I requested this book from NetGalley after seeing the cover. I grew up in New England (CT and VT) and I miss seeing the foliage. It didn’t disappoint me at all. The story is great and the characters are well written. I’ve been to most of the locations that they mentioned in New Haven, CT and that made the story even better for me. The book is divided into two sections (Before and After) and each chapter is a season of a year from 2003 to 2009. I liked that format and felt like it worked well.
The book is about a girl named Sam who leaves Stowe, VT to attend Yale. She’s really smart and wants to be a scientist and research a cure for cancer. She makes friend with two girls there, Claire and Natalie, and falls for one of them. A lot of the story focuses on her love for Natalie, but it’s mostly one-sided. After Yale, Sam and Natalie move to California and attend different schools.
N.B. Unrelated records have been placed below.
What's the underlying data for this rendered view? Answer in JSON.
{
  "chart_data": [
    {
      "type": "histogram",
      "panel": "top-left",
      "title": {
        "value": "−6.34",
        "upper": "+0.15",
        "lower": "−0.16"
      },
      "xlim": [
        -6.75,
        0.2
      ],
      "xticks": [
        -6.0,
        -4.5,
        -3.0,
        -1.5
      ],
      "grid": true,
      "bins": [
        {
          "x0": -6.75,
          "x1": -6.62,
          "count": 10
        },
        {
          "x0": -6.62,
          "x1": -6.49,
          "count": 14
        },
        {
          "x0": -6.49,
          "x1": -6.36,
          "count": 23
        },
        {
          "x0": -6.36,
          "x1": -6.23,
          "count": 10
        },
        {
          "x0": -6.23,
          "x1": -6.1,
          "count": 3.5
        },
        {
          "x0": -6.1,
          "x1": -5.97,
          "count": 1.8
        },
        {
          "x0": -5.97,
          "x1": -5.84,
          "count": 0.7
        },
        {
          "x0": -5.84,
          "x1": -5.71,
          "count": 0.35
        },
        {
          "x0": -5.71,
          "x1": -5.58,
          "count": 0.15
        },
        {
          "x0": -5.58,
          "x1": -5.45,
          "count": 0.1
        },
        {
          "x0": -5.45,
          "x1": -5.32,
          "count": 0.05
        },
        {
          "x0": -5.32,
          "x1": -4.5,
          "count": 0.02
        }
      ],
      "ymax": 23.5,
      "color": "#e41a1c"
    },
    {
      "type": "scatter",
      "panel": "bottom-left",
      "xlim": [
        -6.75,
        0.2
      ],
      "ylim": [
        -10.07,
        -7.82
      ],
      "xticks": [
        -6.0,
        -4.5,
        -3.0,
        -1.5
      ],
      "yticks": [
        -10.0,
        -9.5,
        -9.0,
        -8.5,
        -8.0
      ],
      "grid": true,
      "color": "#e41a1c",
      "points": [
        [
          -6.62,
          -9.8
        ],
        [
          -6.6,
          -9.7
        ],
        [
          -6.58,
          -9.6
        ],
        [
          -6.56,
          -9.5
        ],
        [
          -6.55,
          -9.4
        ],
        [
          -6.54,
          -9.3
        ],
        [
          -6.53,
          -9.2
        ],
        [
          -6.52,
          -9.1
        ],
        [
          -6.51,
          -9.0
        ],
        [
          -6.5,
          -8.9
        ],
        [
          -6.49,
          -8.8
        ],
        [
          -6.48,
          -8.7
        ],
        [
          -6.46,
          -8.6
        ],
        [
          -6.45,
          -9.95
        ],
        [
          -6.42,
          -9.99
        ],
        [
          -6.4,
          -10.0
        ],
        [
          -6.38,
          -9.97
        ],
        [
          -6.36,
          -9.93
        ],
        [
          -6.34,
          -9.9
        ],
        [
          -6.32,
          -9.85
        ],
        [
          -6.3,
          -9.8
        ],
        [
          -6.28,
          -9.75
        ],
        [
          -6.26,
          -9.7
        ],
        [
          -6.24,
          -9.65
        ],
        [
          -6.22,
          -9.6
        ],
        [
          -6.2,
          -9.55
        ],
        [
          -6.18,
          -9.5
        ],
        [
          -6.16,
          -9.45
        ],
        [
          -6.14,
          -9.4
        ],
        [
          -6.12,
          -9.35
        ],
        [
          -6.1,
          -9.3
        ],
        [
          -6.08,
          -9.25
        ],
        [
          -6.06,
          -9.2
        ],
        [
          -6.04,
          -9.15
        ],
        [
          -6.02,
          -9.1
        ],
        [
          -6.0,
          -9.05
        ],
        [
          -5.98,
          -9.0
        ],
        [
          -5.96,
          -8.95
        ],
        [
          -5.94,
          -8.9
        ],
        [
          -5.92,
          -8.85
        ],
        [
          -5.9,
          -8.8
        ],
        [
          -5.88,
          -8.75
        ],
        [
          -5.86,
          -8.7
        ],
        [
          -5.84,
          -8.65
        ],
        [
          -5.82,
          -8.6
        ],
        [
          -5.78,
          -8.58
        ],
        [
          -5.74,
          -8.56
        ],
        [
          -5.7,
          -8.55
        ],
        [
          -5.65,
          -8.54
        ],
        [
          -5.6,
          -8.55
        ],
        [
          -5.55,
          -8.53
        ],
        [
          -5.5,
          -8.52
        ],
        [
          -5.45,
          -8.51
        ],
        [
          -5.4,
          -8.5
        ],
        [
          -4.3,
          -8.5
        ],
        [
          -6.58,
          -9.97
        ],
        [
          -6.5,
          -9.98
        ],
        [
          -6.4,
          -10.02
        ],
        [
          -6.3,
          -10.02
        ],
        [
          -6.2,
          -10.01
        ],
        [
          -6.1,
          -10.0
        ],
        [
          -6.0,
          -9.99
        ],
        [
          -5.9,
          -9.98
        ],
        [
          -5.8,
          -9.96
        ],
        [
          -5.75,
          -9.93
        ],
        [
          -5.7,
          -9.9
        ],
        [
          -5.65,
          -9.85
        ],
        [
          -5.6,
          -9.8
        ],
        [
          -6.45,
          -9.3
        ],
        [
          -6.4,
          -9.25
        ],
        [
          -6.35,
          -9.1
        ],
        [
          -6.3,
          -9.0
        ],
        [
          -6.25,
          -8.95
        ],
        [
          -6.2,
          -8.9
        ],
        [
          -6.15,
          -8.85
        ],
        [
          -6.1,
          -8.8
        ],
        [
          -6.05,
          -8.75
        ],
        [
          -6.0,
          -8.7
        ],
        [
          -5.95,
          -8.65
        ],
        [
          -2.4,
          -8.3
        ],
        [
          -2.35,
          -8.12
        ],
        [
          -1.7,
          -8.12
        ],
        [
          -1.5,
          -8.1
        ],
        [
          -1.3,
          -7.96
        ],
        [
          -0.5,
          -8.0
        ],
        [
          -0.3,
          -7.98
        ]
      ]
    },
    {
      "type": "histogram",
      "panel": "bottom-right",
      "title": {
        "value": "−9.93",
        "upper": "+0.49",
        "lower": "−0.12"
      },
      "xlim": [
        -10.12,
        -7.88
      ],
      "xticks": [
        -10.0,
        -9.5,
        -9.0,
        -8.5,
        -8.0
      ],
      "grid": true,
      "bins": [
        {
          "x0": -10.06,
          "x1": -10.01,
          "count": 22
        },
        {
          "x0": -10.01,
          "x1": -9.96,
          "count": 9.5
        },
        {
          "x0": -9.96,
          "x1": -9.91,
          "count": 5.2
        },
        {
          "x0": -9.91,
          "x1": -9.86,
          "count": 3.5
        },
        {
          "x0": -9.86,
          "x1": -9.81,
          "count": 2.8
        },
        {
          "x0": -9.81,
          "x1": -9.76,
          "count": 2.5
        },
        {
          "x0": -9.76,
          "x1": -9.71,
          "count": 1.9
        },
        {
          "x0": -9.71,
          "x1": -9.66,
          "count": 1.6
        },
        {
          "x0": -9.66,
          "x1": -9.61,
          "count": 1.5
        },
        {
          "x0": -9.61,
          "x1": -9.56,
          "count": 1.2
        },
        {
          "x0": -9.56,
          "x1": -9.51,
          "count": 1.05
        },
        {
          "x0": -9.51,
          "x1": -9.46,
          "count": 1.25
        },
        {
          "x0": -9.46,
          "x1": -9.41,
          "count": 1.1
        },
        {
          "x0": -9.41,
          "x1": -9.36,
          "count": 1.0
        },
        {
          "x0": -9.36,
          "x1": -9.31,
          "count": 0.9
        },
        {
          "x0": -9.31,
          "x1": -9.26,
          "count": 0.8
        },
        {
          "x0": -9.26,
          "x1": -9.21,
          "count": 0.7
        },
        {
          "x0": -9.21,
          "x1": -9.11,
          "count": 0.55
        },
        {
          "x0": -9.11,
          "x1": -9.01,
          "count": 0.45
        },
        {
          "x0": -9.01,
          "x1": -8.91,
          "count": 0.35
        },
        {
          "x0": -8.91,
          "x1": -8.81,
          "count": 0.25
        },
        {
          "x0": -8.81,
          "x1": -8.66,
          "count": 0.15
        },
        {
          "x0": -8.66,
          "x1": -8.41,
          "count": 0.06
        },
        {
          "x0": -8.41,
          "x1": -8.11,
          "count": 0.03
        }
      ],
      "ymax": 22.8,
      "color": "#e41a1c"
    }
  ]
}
Sam gets into Stanford and continues working towards her goal of finding cure for cancer.About halfway through the book, there is a family emergency and Sam has to leave Stanford, return to Stowe and care for her mother.
When she returns home, she feels out of place in a town she was happy to leave behind. While caring for her mother, she meets new people, makes some good friends and eventually finds happiness. I like the way her relationship developed and that she seemed happy after being miserable for so long.
I received a free copy of this book from NetGalley in exchange for an honest review. All opinions are my own. I rated it 4 out of 5 stars.